The Current #5
by Hunter WorlandMay 16, 2024
As a private company, Shein does not disclose its financials. Perhaps the best indication of its scale didn’t come from a leaked P&L or report, but a slip of tongue. In an interview earlier this year, the CEO of a Shein retail partner said, with a bit of braggadocio, that the Chinese retailer “does a lot more than $30b” in annual revenue. Taken seriously, the estimation suggests Shein’s scale rivals Inditex, owner of Zara and largest publicly traded apparel retailer – a colossal feat for a company twenty-three years younger.
Americans (myself included) have often mistakenly assumed Shein is an anglicization of a Chinese name; Shein is rather a shortening of ‘She Inside,’ the company’s original name (Wayback Machine, Sheinside.com, March 2012)

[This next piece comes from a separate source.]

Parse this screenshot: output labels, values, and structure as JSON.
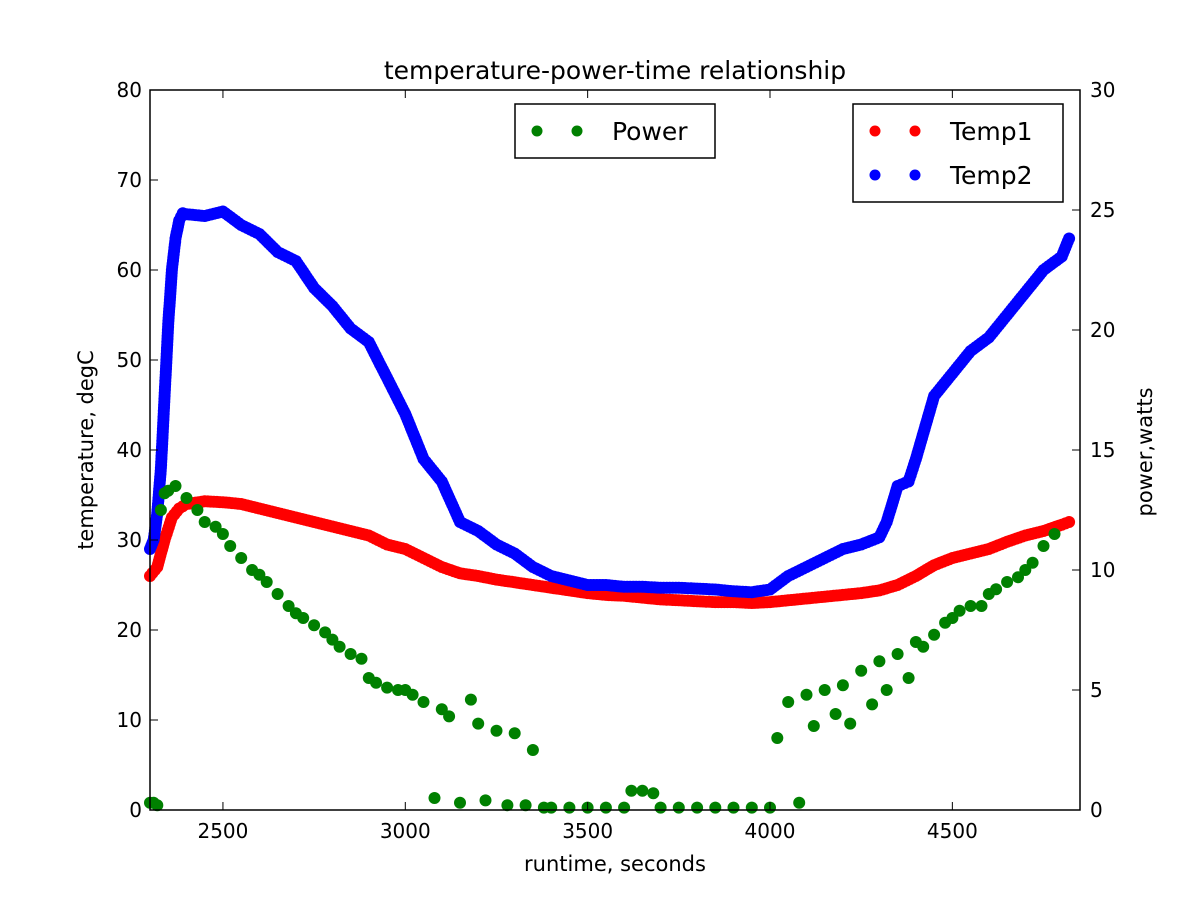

The rise of Shein is a success story in an otherwise unforgiving retail ecosystem. Last month, Macy's announced the closure of 150 stores in a strategic pivot to luxury sales. Farfetch, the luxury e-commerce platform once valued at $25b, was acquired by Coupang in February for a mere $500mm. Outdoor Voices, previously a darling of direct-to-consumer brands, abruptly closed all its brick-and-mortar stores in March – a surprise to even its employees. Meanwhile, public market investors continue to discount brands like Warby Parker and Allbirds (the latter, as of writing, is valued at a modest .5x NTM revenue[1]).

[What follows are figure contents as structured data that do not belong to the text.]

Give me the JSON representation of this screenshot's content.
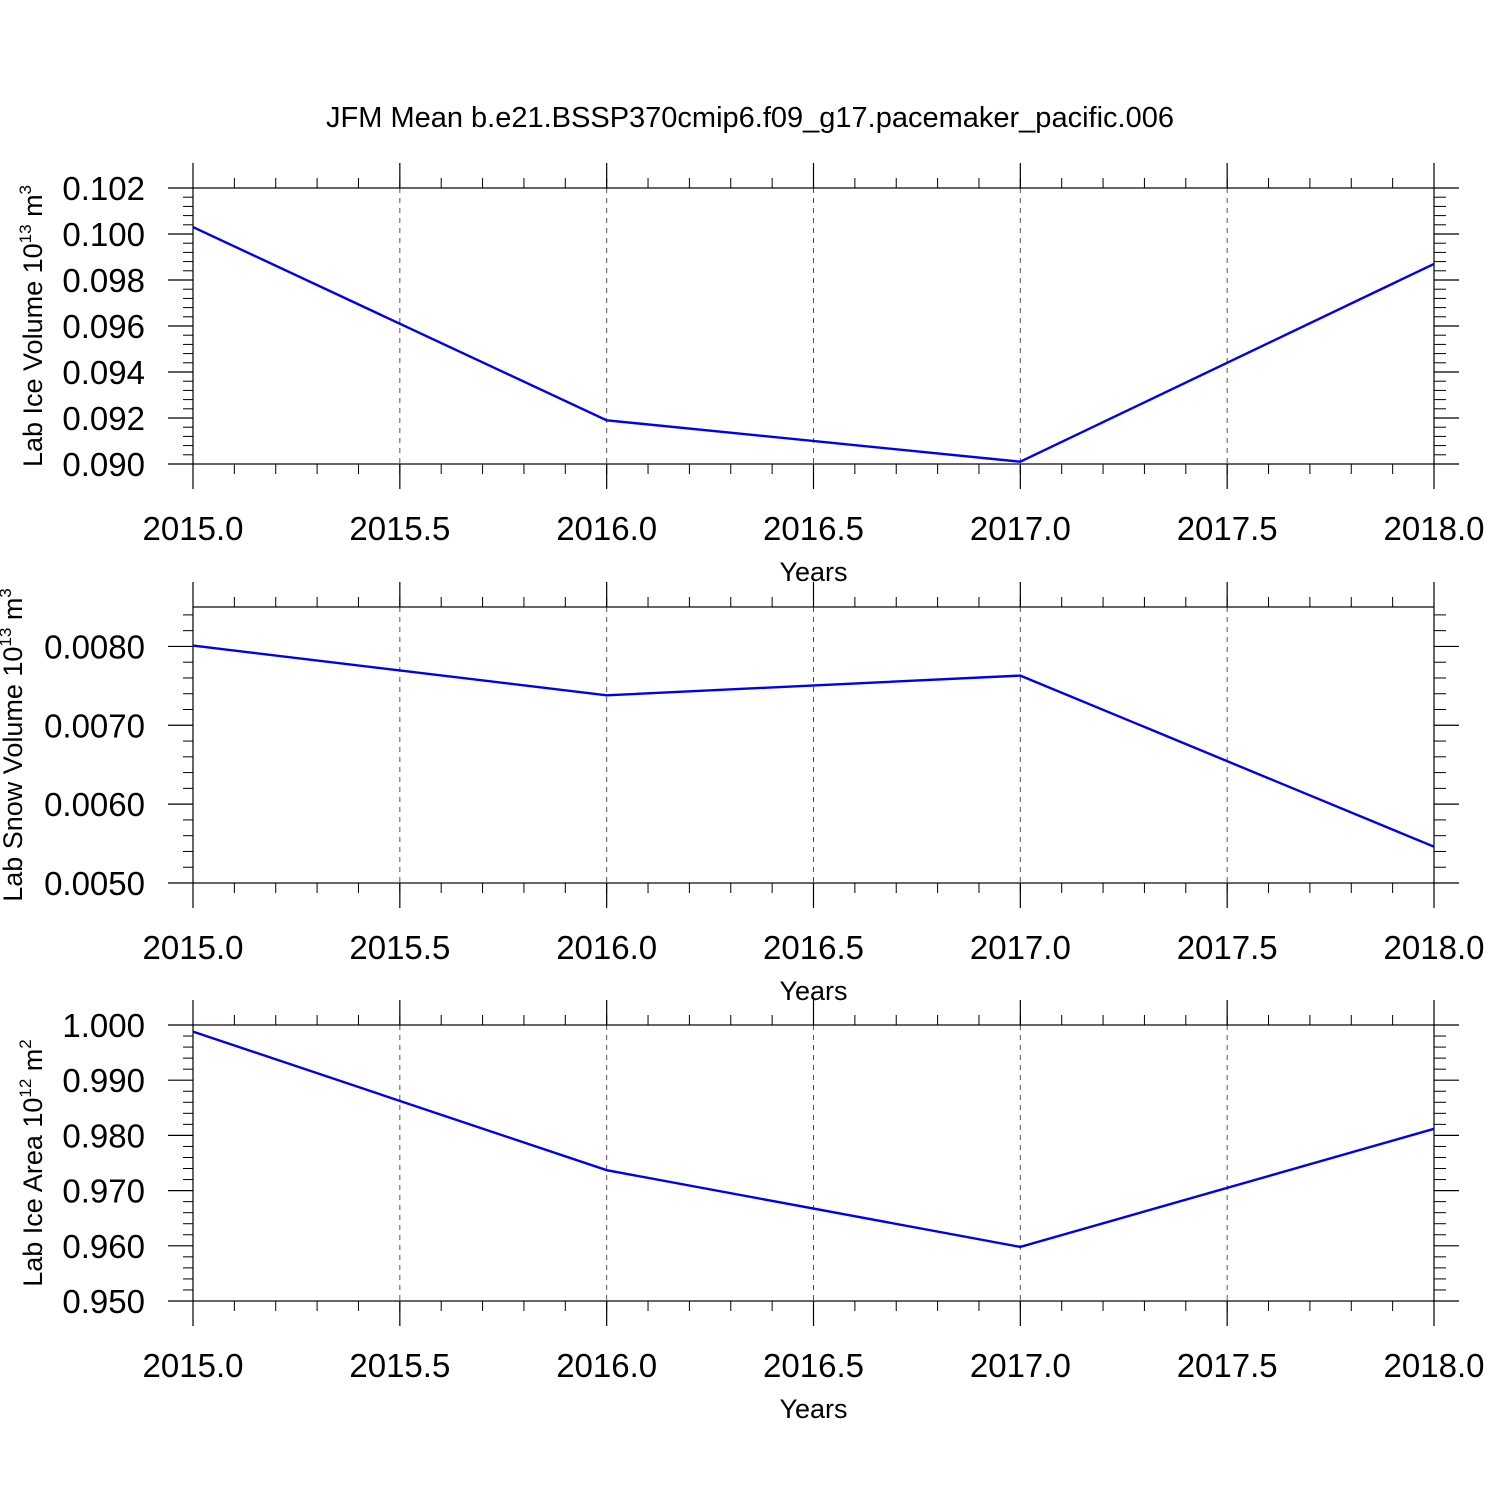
{
  "figure": {
    "title": "JFM Mean b.e21.BSSP370cmip6.f09_g17.pacemaker_pacific.006"
  },
  "chart_data": [
    {
      "type": "line",
      "xlabel": "Years",
      "ylabel": "Lab Ice Volume 10",
      "ylabel_exp": "13",
      "ylabel_unit": "m",
      "ylabel_unit_exp": "3",
      "xlim": [
        2015.0,
        2018.0
      ],
      "ylim": [
        0.09,
        0.102
      ],
      "x_ticks": [
        2015.0,
        2015.5,
        2016.0,
        2016.5,
        2017.0,
        2017.5,
        2018.0
      ],
      "x_tick_labels": [
        "2015.0",
        "2015.5",
        "2016.0",
        "2016.5",
        "2017.0",
        "2017.5",
        "2018.0"
      ],
      "y_ticks": [
        0.09,
        0.092,
        0.094,
        0.096,
        0.098,
        0.1,
        0.102
      ],
      "y_tick_labels": [
        "0.090",
        "0.092",
        "0.094",
        "0.096",
        "0.098",
        "0.100",
        "0.102"
      ],
      "grid": "vertical dashed at major x ticks",
      "x": [
        2015,
        2016,
        2017,
        2018
      ],
      "series": [
        {
          "color": "#0000f0",
          "values": [
            0.1003,
            0.0919,
            0.0901,
            0.0987
          ]
        }
      ]
    },
    {
      "type": "line",
      "xlabel": "Years",
      "ylabel": "Lab Snow Volume 10",
      "ylabel_exp": "13",
      "ylabel_unit": "m",
      "ylabel_unit_exp": "3",
      "xlim": [
        2015.0,
        2018.0
      ],
      "ylim": [
        0.005,
        0.0085
      ],
      "x_ticks": [
        2015.0,
        2015.5,
        2016.0,
        2016.5,
        2017.0,
        2017.5,
        2018.0
      ],
      "x_tick_labels": [
        "2015.0",
        "2015.5",
        "2016.0",
        "2016.5",
        "2017.0",
        "2017.5",
        "2018.0"
      ],
      "y_ticks": [
        0.005,
        0.006,
        0.007,
        0.008
      ],
      "y_tick_labels": [
        "0.0050",
        "0.0060",
        "0.0070",
        "0.0080"
      ],
      "grid": "vertical dashed at major x ticks",
      "x": [
        2015,
        2016,
        2017,
        2018
      ],
      "series": [
        {
          "color": "#0000f0",
          "values": [
            0.00801,
            0.00738,
            0.00763,
            0.00546
          ]
        }
      ]
    },
    {
      "type": "line",
      "xlabel": "Years",
      "ylabel": "Lab Ice Area 10",
      "ylabel_exp": "12",
      "ylabel_unit": "m",
      "ylabel_unit_exp": "2",
      "xlim": [
        2015.0,
        2018.0
      ],
      "ylim": [
        0.95,
        1.0
      ],
      "x_ticks": [
        2015.0,
        2015.5,
        2016.0,
        2016.5,
        2017.0,
        2017.5,
        2018.0
      ],
      "x_tick_labels": [
        "2015.0",
        "2015.5",
        "2016.0",
        "2016.5",
        "2017.0",
        "2017.5",
        "2018.0"
      ],
      "y_ticks": [
        0.95,
        0.96,
        0.97,
        0.98,
        0.99,
        1.0
      ],
      "y_tick_labels": [
        "0.950",
        "0.960",
        "0.970",
        "0.980",
        "0.990",
        "1.000"
      ],
      "grid": "vertical dashed at major x ticks",
      "x": [
        2015,
        2016,
        2017,
        2018
      ],
      "series": [
        {
          "color": "#0000f0",
          "values": [
            0.9988,
            0.9737,
            0.9598,
            0.9812
          ]
        }
      ]
    }
  ]
}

How can merchants translate the success of Shein into their own business – and how commerce enablement software can support that translation – first requires answering a more fundamental question. What do consumers value about Shein in the first place? To uncover relative value, a panel of adult consumers in the United States familiar with Shein and Zara compared the two across purchasing criteria:
The value consumers identify underlie, by my account, Shein’s two greatest superpowers:
Low-batch manufacturing base: Shein leverages China’s basis of small and medium sized manufacturers not just for low-cost production but impossibly low minimum order quantity batches. That manufacturing basis enables an inventory agility and velocity that makes incumbents look outdated
Large-scale automated test and re-order (LATR) model[2]: Likened to Fordism or the Toyota Just-in-Time model, Shein has pioneered a new manufacturing model that continually optimizes production based on real-time data from the open web. The system scrapes social platforms and competitor sites to interpret trends, tests consumer demand with a low-batch order, scales up and down production based on product launch sales, and reiterates. LATR, the Darwinian mechanism behind the 6,000 SKUs Shein adds every day, represents the evolution beyond fast-fashion to what some commentator have called ‘real-time fashion’

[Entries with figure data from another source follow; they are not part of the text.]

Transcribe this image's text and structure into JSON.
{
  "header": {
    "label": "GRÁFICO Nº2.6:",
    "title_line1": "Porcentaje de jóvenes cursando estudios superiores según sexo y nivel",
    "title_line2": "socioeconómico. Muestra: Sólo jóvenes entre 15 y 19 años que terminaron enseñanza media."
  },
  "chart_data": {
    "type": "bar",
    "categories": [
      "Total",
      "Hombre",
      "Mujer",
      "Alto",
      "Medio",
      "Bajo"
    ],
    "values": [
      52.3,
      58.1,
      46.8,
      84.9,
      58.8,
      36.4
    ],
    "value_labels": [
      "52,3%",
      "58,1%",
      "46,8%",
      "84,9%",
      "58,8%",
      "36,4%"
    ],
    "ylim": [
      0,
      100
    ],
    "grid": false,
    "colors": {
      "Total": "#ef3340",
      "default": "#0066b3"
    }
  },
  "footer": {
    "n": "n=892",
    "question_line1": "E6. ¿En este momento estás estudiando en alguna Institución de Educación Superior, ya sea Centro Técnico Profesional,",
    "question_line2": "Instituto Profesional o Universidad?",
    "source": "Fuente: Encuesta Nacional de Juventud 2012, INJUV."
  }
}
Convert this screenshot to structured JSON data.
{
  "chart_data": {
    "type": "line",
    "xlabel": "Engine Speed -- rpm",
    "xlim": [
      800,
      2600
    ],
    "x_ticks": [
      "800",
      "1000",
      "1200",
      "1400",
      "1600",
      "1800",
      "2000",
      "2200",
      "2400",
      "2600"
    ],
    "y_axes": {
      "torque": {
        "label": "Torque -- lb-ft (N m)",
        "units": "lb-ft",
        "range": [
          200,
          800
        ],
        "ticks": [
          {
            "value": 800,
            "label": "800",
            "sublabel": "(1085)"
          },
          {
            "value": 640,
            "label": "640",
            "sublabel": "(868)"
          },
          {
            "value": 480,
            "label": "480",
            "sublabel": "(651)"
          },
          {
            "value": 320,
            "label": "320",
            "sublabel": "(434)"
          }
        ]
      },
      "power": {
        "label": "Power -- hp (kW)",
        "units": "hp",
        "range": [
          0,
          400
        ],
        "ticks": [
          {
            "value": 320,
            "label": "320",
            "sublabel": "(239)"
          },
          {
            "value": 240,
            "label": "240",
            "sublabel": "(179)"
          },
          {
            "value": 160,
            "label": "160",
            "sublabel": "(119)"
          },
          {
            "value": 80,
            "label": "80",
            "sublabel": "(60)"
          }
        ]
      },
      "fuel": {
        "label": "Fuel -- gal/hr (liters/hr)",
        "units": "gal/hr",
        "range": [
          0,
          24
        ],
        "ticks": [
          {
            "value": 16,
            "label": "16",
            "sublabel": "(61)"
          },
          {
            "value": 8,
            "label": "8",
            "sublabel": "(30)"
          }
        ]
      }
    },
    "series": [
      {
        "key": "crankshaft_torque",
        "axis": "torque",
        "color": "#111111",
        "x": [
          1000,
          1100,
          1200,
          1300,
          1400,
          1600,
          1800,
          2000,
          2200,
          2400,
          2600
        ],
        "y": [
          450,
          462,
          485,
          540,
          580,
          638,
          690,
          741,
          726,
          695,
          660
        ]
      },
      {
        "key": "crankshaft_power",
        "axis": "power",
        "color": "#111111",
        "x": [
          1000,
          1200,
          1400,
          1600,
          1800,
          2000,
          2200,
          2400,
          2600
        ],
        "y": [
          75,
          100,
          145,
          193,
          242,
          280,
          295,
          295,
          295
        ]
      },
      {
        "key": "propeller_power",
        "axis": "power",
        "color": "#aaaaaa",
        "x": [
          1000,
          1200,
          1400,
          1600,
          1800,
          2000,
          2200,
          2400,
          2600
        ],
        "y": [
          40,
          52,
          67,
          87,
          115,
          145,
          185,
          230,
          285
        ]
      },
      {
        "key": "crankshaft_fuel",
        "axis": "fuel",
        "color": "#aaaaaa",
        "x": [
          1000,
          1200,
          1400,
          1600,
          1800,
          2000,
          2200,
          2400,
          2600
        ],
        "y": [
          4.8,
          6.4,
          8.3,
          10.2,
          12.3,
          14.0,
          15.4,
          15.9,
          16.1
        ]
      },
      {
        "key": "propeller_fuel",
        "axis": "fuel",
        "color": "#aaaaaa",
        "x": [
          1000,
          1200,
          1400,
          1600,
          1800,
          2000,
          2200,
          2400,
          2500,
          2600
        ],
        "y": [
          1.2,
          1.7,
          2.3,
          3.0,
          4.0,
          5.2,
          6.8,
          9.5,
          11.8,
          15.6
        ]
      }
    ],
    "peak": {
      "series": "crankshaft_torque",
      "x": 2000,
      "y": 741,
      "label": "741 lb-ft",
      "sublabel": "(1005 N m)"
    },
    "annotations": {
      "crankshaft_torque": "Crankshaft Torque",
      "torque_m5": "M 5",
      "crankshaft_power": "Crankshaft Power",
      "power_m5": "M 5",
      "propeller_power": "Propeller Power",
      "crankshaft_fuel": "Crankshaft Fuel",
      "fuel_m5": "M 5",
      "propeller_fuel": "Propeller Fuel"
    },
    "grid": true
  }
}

The disruption of Shein and other real-time retailers presents an opportunity for the commerce enablement ecosystem. Examples include Raspberry AI who leverage custom trained models to shorten design schedule and increase sell-through rates, Syrup who optimize inventory allocation, replenishment, and buying to improve full-price sell-through without stockouts, and Portless who fulfill e-commerce orders directly from China, improving merchant shipping costs, cashflow, and inventory risk.
Reach out to hworland@nea.com to continue the conversation.
Notes and Sources
[1] Valuation data accessed via CapIQ
[2] More reading on Shein’s Latr system: Rest of World, Guardian, McMillan Doolitte
The consumer survey was conducted among a representative sample of 150 adults aged 18 to 30 living in the United States. The survey was fielded using the Pollfish platform during April 2024. Pollfish partners directly with app developers; the developer defines an appropriate and specific non-cash incentive in exchange for completed surveys that benefit real consumers but doesn’t motivate them to become career panelists. Please note that as with all survey research, there is a potential for sampling error and other forms of bias. Results should be interpreted as an indication of sentiment among the target population rather than an exact measure.